Building A Positive relationship Between The Dentist And Your Child
Finding a dentist Mackay that you feel confident and comfortable with for yourself and your family is really important. We all know that the dentist Mackay can be a scary place for children and therefore finding a dentist that is friendly, informative, and calm is essential. With this in mind, we’re going to take a look at all the ways in which parents can help their children form better relationships with the dentist.
Why Is The Dentist So ‘Scary’?
This is a super interesting question which, when we start to unpack, we see is informed by a few different factors.
Firstly, the way in which dentists are portrayed in the media, whether this be via television, cinema, or even books, can often result in a negative perception of the dental experience. The dentist has long been painted as a painful and scary place where people in white aprons use scary instruments to look into your mouth. And, whilst producers aren’t actively out to create a scary image of dentists, they end up doing exactly that, as they’re indirectly placing a negative connotation of the dentist in the audience’s mind.

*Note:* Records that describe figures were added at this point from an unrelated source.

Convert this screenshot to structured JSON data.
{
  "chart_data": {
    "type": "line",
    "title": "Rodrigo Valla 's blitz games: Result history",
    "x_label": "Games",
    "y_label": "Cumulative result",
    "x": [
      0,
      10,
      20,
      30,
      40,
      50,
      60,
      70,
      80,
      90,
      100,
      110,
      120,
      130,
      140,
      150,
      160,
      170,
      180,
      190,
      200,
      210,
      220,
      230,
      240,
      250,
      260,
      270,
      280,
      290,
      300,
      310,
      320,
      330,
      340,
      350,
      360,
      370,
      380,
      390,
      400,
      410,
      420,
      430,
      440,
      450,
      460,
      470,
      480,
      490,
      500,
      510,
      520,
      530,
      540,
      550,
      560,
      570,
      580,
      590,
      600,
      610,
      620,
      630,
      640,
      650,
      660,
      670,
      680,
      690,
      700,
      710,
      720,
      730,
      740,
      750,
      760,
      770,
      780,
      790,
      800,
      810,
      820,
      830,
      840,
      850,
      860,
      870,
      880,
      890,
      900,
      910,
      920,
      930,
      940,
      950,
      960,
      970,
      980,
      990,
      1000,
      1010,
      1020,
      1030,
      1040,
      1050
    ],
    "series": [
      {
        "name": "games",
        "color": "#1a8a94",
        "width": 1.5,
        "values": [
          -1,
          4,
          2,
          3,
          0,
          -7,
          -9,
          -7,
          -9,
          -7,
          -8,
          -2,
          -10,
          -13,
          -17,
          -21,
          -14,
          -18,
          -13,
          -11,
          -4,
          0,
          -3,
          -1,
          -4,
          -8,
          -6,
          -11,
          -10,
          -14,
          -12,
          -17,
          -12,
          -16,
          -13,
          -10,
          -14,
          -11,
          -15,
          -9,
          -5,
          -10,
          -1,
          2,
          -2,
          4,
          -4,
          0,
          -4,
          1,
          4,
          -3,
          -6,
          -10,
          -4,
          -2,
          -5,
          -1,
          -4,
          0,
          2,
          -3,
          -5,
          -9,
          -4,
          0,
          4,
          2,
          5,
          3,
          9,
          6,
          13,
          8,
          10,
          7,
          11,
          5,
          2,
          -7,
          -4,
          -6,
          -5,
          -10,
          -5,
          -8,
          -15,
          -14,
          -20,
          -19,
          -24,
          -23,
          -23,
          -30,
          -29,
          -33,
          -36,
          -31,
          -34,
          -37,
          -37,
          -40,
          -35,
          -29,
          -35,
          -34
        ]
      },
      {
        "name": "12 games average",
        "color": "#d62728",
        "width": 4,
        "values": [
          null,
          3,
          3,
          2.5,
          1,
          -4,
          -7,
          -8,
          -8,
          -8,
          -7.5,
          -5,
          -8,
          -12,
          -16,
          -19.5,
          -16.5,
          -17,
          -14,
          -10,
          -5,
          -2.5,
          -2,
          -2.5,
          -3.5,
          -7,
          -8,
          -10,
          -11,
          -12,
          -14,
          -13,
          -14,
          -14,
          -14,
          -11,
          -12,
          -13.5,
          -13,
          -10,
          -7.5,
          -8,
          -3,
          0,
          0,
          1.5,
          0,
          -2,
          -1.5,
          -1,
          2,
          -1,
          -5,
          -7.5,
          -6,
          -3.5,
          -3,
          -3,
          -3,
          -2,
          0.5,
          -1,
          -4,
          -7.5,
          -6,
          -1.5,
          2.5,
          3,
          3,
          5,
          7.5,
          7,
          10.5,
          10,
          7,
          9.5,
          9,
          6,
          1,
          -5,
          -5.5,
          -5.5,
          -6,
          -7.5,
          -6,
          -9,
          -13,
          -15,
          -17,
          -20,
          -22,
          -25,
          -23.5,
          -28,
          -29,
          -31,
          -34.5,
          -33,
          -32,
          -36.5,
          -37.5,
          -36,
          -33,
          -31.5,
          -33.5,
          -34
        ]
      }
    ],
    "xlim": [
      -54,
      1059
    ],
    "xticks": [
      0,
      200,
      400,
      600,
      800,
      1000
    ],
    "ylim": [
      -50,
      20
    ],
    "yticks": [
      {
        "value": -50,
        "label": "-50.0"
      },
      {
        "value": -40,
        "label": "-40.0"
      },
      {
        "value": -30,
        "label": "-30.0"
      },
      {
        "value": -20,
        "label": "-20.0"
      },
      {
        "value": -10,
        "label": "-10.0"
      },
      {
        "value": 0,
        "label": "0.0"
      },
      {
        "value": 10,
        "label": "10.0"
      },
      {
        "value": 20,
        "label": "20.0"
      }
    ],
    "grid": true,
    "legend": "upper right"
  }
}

The second area of focus is the feelings and thoughts we may inherit from loved ones and their personal experiences of the dentist. We’re constantly absorbing the experiences of others and, when someone we know has a bad experience of something, we take it all in and it can sometimes become part of our own thought process.
Finally, in the past, the dentist has been a much tricker place for patients; before we had fancy tools and more experienced skills, the dentist could be a really uncomfortable experience. But, we’ve come a very long way since then and it’s time we adjusted our thought patterns accordingly.
Where Do Children Fit In To This?
Children are the future, and what we should want as a society is to raise children who are keen to go to the dentist and understand the health benefits of doing so. Unfortunately, children are more susceptible to all the factors stated above and no more so than that of absorbing other people’s opinions.
How To Help Our Children
Helping your little ones really doesn’t need to be complex at all, it can be as simple as using positive language about the dentist. An example might be “I’m so pleased I’m going for my check up tomorrow as looking after my teeth is really important to me”. This may feel forced or unnatural; however, by planting those little seeds positively will make such a difference when it’s their turn to get in the chair.
Another practical tool which really helps is to practise visiting the dentist at home before going. Having anyone use foreign objects to look into your mouth at any age isn’t necessarily pleasant; and even more so if you’re young and unable to understand the importance. Practising a visit to the dentist can include using a cotton bud to practise opening and closing their mouth.